In actual fact, there is ample basis for a significant strategic dialogue between the two sides because the United States and China share so many concerns in East Asia. Both Washington and Beijing want to manage the military tensions in the region so that trade and investment can develop apace. Both want to check tensions on the Korean peninsula, and both benefit from a continued division between North and South. Finally, both recognize the need for moderation in the Taiwan Straits and the possibility of reunification with Taiwan. Therefore, it should not be impossible to establish confidence building measures in the region.
It is difficult to imagine the Trump administration effectively making use of its depleted diplomatic corps or having the staying power to negotiate arrangements on difficult topics. Nevertheless, Goldstein believes there are immediate initiatives that need to be taken. First of all, the United States could invite China to take part in regional naval exercises that focus on nontraditional security issues such as counterterrorism. Since China has taken part in anti-piracy patrols around the Horn of Africa, where it has their only overseas naval facility, the Chinese navy obviously has the necessary interest and experience to do so.
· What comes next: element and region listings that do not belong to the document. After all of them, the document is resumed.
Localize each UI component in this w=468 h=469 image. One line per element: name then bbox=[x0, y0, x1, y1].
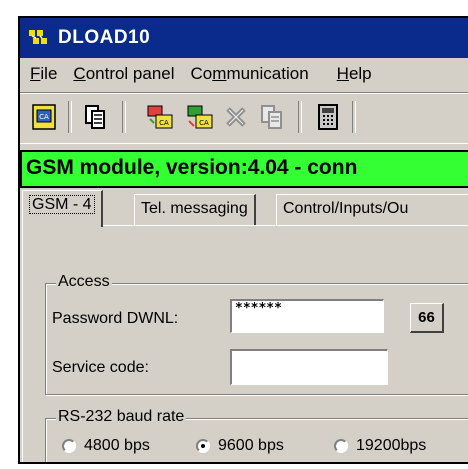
access-group: Access Password DWNL: ****** 66 Service … bbox=[45, 273, 468, 395]
toolbar-separator bbox=[352, 101, 356, 133]
menu-control-panel-label: ontrol panel bbox=[85, 64, 175, 83]
radio-dot bbox=[62, 439, 76, 453]
menu-communication[interactable]: Communication bbox=[191, 64, 309, 84]
service-code-label: Service code: bbox=[52, 359, 149, 376]
radio-dot bbox=[334, 439, 348, 453]
connect-modem-icon[interactable]: CA bbox=[146, 103, 174, 131]
tab-gsm-4[interactable]: GSM - 4 bbox=[22, 190, 103, 227]
calculator-icon[interactable] bbox=[314, 103, 342, 131]
service-code-field[interactable] bbox=[230, 349, 388, 385]
tab-control-inputs-label: Control/Inputs/Ou bbox=[283, 200, 409, 217]
disconnect-modem-icon[interactable]: CA bbox=[186, 103, 214, 131]
toolbar-separator bbox=[122, 101, 126, 133]
baud-19200-radio[interactable]: 19200bps bbox=[334, 437, 426, 455]
svg-text:CA: CA bbox=[39, 113, 49, 121]
svg-text:CA: CA bbox=[199, 119, 209, 127]
window-title: DLOAD10 bbox=[58, 27, 151, 48]
menu-help-label: elp bbox=[348, 64, 372, 83]
baud-19200-label: 19200bps bbox=[356, 437, 427, 454]
connection-status-bar: GSM module, version:4.04 - conn bbox=[20, 150, 468, 188]
title-bar[interactable]: DLOAD10 bbox=[20, 18, 468, 58]
menu-communication-pre: Co bbox=[190, 64, 213, 83]
password-field[interactable]: ****** bbox=[230, 299, 384, 333]
toolbar-separator bbox=[298, 101, 302, 133]
tab-gsm-4-label: GSM - 4 bbox=[29, 195, 95, 214]
toolbar-separator bbox=[68, 101, 72, 133]
binoculars-icon: 66 bbox=[418, 309, 435, 326]
baud-rate-legend: RS-232 baud rate bbox=[56, 408, 187, 426]
baud-4800-radio[interactable]: 4800 bps bbox=[62, 437, 150, 455]
tab-strip: GSM - 4 Tel. messaging Control/Inputs/Ou bbox=[20, 190, 468, 227]
paste-icon bbox=[261, 105, 282, 129]
menu-bar: File Control panel Communication Help bbox=[20, 58, 468, 90]
access-legend: Access bbox=[56, 273, 112, 291]
menu-file-label: ile bbox=[40, 64, 58, 83]
menu-file-accel: F bbox=[30, 64, 41, 83]
app-icon bbox=[29, 30, 47, 44]
baud-rate-group: RS-232 baud rate 4800 bps 9600 bps 19200… bbox=[45, 408, 468, 462]
menu-file[interactable]: File bbox=[30, 64, 57, 84]
cancel-icon bbox=[226, 107, 246, 127]
open-customer-icon[interactable]: CA bbox=[30, 103, 58, 131]
show-password-button[interactable]: 66 bbox=[410, 303, 444, 333]
menu-help-accel: H bbox=[336, 64, 349, 83]
baud-4800-label: 4800 bps bbox=[84, 437, 150, 454]
copy-icon[interactable] bbox=[82, 103, 110, 131]
app-window: DLOAD10 File Control panel Communication… bbox=[18, 16, 468, 464]
radio-dot-selected bbox=[196, 439, 210, 453]
tab-panel-gsm-4: Access Password DWNL: ****** 66 Service … bbox=[22, 225, 468, 462]
menu-control-panel-accel: C bbox=[73, 64, 86, 83]
menu-communication-label: munication bbox=[226, 64, 309, 83]
svg-text:CA: CA bbox=[159, 119, 169, 127]
baud-9600-label: 9600 bps bbox=[218, 437, 284, 454]
menu-control-panel[interactable]: Control panel bbox=[73, 64, 174, 84]
tab-tel-messaging-label: Tel. messaging bbox=[141, 200, 248, 217]
tab-tel-messaging[interactable]: Tel. messaging bbox=[134, 194, 256, 225]
menu-communication-accel: m bbox=[212, 64, 227, 83]
menu-help[interactable]: Help bbox=[337, 64, 372, 84]
toolbar: CA CA CA bbox=[20, 92, 468, 144]
baud-9600-radio[interactable]: 9600 bps bbox=[196, 437, 284, 455]
tab-control-inputs[interactable]: Control/Inputs/Ou bbox=[276, 194, 468, 225]
password-label: Password DWNL: bbox=[52, 310, 179, 327]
The United States could easily reduce surveillance operations off the Chinese coast, where Chinese countermeasures caused a crisis in the first months of the administration of George W. Bush in 2001. Then secretary of state Colin Powell rapidly orchestrated the conflict resolution for the crisis, which pointed to the ability of both sides to avoid a cycle of escalation when skilled policymakers are called upon to do so. Finally, the United States needs to press China to clarify the precise nature of its claims to the South China Sea in order to assuage the anxieties of the littoral states in the region and perhaps prepare the way for reduced U.S. naval activity in the Pacific.
Any delays in starting a dialogue will only worsen the atmospherics between the United States and China. Accusations regarding the origin of the current pandemic; U.S. and Chinese expanded military activities in the region; and bipartisan congressional interest in addressing so-called operational shortfalls in the Pacific have created an interest in shoring up U.S. deterrence in the Pacific. Pentagon strategists and congressional forces exploited the Russian annexation of Crimea in 2014 to deploy greater forces in East Europe and the Baltic states, which only worsened U.S.-Russian relations. In view of the domestic demands on U.S. resources in the wake of the pandemic, the United States can’t afford the geopolitical consequences of greater Sino-Russian cooperation as well as greater Sino-American rivalry in the Pacific.